# Sorry! It's about maths again, I need some more help!

Hi
Sorry to bug you again. It's about simualtaneous equations again. The question is:

Solve the simualtaneous equations

x^2 - 4y^2 = 24
x + 2y = 6

When I posted this b4 I didnt understand how number like 36 and 12y^2 were obtained, so could you explain please?

BTW, I know the answers are
x = 5
y = 0.5

I just dont understand how you get there.

Thank-you!
Hi
Sorry to bug you again. It's about simualtaneous equations again. The question is:

Solve the simualtaneous equations

x^2 - 4y^2 = 24
x + 2y = 6

When I posted this b4 I didnt understand how number like 36 and 12y^2 were obtained, so could you explain please?

BTW, I know the answers are
x = 5
y = 0.5

I just dont understand how you get there.

Thank-you!

Read my solution on the second page of your other post. If things still aren't clear, ask again for help.
Hi
Sorry to bug you again. It's about simualtaneous equations again. The question is:

Solve the simualtaneous equations

x^2 - 4y^2 = 24
x + 2y = 6

When I posted this b4 I didnt understand how number like 36 and 12y^2 were obtained, so could you explain please?

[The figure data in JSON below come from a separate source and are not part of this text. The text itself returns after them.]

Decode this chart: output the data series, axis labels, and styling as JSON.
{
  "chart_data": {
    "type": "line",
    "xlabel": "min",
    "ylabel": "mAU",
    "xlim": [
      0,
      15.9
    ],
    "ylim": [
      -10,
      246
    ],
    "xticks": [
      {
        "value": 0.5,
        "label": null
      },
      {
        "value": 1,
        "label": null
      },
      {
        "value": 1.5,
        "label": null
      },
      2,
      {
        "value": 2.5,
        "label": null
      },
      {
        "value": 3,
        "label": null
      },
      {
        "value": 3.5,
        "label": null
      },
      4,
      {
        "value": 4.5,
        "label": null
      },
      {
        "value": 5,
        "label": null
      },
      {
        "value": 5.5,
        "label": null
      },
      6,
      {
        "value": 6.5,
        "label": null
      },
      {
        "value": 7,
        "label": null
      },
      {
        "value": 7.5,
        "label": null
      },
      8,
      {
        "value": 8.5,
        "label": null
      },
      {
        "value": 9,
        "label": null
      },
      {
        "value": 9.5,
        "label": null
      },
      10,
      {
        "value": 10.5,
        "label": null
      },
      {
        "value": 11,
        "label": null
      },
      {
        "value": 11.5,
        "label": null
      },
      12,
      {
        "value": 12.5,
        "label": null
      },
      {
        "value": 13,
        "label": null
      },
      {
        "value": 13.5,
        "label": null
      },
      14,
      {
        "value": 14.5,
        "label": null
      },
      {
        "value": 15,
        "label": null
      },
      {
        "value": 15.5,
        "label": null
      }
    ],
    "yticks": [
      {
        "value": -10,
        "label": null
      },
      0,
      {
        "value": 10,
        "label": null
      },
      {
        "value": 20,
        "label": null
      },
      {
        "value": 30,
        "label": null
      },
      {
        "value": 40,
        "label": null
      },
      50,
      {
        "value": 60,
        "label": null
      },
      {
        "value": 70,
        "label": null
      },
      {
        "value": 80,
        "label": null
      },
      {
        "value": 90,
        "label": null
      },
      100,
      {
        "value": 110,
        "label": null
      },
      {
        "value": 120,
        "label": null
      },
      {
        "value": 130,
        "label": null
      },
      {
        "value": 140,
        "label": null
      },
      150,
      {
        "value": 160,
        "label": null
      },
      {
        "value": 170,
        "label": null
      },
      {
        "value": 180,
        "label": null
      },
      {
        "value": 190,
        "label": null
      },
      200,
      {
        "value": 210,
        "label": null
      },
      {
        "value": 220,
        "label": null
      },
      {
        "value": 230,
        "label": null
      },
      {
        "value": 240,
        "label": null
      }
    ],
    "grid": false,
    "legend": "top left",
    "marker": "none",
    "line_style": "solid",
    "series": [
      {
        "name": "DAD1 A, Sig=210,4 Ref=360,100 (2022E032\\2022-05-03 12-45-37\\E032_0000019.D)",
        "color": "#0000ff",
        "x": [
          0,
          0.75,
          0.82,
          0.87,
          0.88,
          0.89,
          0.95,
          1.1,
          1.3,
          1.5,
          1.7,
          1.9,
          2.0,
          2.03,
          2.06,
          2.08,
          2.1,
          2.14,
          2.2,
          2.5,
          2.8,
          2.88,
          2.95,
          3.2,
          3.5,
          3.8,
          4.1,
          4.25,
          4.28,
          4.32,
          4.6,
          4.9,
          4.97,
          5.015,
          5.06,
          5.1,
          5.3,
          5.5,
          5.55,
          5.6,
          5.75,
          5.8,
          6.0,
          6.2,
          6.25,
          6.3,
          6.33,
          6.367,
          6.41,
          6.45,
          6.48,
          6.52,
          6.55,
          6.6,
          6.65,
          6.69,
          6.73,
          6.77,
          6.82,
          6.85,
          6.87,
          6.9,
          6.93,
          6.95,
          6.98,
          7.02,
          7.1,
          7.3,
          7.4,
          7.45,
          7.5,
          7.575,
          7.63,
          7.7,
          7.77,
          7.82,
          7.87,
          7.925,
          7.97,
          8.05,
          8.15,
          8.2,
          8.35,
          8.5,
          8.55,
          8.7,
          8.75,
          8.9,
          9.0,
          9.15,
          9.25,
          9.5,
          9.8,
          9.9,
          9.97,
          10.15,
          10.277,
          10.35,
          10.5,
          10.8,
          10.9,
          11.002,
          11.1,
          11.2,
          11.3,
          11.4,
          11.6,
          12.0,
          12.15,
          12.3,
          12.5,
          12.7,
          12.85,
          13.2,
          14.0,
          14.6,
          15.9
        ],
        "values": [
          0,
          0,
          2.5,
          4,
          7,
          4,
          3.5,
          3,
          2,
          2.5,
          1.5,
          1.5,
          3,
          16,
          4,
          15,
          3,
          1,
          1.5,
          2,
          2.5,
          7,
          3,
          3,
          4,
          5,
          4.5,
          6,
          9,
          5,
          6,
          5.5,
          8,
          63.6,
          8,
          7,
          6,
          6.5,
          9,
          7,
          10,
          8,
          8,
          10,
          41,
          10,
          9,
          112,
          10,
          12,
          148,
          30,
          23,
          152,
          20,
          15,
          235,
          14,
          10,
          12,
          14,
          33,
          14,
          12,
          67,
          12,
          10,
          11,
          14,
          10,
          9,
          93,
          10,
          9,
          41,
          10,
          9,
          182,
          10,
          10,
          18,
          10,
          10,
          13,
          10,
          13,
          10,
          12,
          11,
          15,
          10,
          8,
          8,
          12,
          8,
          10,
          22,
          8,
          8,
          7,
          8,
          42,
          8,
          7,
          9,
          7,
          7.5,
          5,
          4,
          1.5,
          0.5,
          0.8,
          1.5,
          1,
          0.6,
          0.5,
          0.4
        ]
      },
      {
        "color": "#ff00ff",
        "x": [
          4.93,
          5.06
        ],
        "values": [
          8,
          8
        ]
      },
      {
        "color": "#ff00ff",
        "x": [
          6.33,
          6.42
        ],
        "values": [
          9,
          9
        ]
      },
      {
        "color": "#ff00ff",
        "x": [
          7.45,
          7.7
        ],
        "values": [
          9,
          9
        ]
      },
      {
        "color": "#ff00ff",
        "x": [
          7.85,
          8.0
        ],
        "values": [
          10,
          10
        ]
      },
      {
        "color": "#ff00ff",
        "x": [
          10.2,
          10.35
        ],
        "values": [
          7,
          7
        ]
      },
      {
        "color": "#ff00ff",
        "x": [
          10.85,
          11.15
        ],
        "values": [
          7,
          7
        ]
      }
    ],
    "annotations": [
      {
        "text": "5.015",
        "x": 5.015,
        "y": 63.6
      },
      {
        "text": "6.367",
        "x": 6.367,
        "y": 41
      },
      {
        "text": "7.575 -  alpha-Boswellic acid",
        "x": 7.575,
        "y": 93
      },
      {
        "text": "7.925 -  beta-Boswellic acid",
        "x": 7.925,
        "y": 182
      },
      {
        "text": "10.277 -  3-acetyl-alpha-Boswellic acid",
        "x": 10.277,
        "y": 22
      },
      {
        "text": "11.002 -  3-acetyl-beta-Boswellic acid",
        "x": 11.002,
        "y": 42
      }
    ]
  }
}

BTW, I know the answers are
x = 5
y = 0.5

I just dont understand how you get there.

Thank-you!

You know that x+2y=6 therefor x=6-2y sub into x^2-4y^2=24 to get

(6-2y)^2-4y^2=24

expand to get:

36-24y+4y^2-4y^2-24=0

12-24Y=0 therefore Y=0.5, sub Y=0.5 into x+2y=6 therefore X=5.
(1) x^2 - 4y^2 = 24
(2) x + 2y = 6

x = 6 - 2y

so into equation (1)

(6 - 2y)^2 - 4y^2 = 24
(36 - 24y +4y^2) - 4y^2 = 24

get together all the terms

36 - 24y = 24 ==>(the +4y^2 and -4y^2 cancel out)

so -24y = 24 - 36 = -12
so 24y = 12
therefore y 0.5

put y = 0.5 into (2) x + (2*0.5) = 6
x + 1 = 6
so x = 5

x = 5
y = 0.5
Are you sure you get simultaneous equations that are quadratic? I thought at GCSE level they where linear equations?
Bhaal85
Are you sure you get simultaneous equations that are quadratic? I thought at GCSE level they where linear equations?

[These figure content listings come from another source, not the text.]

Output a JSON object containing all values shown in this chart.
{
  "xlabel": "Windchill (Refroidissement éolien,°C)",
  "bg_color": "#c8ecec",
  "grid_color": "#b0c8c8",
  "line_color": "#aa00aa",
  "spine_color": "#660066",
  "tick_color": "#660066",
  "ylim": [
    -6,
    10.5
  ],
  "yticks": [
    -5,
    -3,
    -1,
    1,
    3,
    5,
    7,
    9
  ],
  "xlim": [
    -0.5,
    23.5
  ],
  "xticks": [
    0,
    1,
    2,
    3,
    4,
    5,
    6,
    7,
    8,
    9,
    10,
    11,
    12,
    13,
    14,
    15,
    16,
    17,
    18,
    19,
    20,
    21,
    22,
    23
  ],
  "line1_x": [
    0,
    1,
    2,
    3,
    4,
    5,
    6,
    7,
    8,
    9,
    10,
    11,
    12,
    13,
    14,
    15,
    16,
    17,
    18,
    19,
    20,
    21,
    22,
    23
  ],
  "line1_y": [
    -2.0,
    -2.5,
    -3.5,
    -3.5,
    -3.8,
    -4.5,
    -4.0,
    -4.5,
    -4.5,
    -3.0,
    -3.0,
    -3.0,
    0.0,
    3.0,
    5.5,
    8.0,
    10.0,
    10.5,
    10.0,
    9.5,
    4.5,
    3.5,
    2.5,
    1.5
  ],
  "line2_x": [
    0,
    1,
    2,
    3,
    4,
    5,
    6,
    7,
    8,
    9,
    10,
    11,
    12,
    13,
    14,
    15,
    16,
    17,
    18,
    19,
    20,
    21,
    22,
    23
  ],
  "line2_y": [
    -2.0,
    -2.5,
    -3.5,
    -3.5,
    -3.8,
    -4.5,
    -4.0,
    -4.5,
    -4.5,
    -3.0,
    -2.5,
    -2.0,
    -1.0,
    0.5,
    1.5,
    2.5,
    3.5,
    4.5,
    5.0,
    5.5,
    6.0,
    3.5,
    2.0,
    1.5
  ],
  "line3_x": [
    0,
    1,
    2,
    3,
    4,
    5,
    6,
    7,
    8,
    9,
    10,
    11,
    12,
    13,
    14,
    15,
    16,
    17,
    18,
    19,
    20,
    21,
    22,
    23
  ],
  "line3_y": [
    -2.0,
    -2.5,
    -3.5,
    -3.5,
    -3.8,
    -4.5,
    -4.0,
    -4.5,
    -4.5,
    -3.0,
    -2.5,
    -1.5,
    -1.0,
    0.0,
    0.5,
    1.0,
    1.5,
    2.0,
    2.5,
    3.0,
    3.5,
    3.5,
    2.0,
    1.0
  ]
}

These Simultaneous Equations are AS Level Pure 1..
bono
These Simultaneous Equations are AS Level Pure 1..

That is what I thought, but the thread starter said they had a GCSE mock, surely this wont be on it?
Bhaal85
That is what I thought, but the thread starter said they had a GCSE mock, surely this wont be on it?

linear simultaneous equations ddint even turn up on my gcse exam....but yes, these harder quad. ones r AS Level pure 1
bono
linear simultaneous equations ddint even turn up on my gcse exam....but yes, these harder quad. ones r AS Level pure 1

Its not hard.
Bhaal85
Its not hard.

well obviously, i meant "harder than linear which is extremely easy"
bono
well obviously, i meant "harder than linear which is extremely easy"

this is not of pure 1 standard since the quadratics cancel out.... so it's still linear in a sense.... all you do is substitute in and square out, which i'm sure GCSE maths pupils are capable of doing... the quadratics are just there to scare people off.
4Ed
this is not of pure 1 standard since the quadratics cancel out.... so it's still linear in a sense.... all you do is substitute in and square out, which i'm sure GCSE maths pupils are capable of doing... the quadratics are just there to scare people off.

lol - maths does well in scaring people.
bono
These Simultaneous Equations are AS Level Pure 1..

No they're not because the squared terms cancel.
Darkness
No they're not because the squared terms cancel.

i wasnt really looking, sorry.

yes, they do cancel out........

but if it came up on P1 Exam, i wouldnt mind!!
bono
i wasnt really looking, sorry.

yes, they do cancel out........

but if it came up on P1 Exam, i wouldnt mind!!

lol. I'm sure you wouldn't!
bono
i wasnt really looking, sorry.

yes, they do cancel out........

but if it came up on P1 Exam, i wouldnt mind!!

The only topic I have ever found slighlty hard at P1 was Transformations, and Transformations of trig functions. Pain.
Bhaal85
The only topic I have ever found slighlty hard at P1 was Transformations, and Transformations of trig functions. Pain.

i hate transofrmations, not hard, but its just tedious...
bono
i hate transofrmations, not hard, but its just tedious...

Ok simple question:

Y=x^3 is transformed firstly by a stretch on the x-axis by S.F 3 and translated by

(0)
(-3)

What is the result of the transformation?
Bhaal85
Ok simple question:

Y=x^3 is transformed firstly by a stretch on the x-axis by S.F 3 and translated by

(0)
(-3)

What is the result of the transformation?

If I remember correctly...

Stretch on the x-axis by a factor of 3, means that:

(1,1) ==> (3, 1)

So x ==> x/3

Translated:

x stays the same
y ==> y + 3

y + 3 = (x/3)^3
y = (x/3)^3 - 3

Was I close?
byb3
If I remember correctly...

Stretch on the x-axis by a factor of 3, means that:

(1,1) ==> (3, 1)

So x ==> x/3

Translated:

x stays the same
y ==> y + 3

y + 3 = (x/3)^3
y = (x/3)^3 - 3

Was I close?

Yep, you where right. I didn't realise you could tackle it that way. I just did it this way:

(1/3 times X)^3 - 3 = (X/3)^3 - 3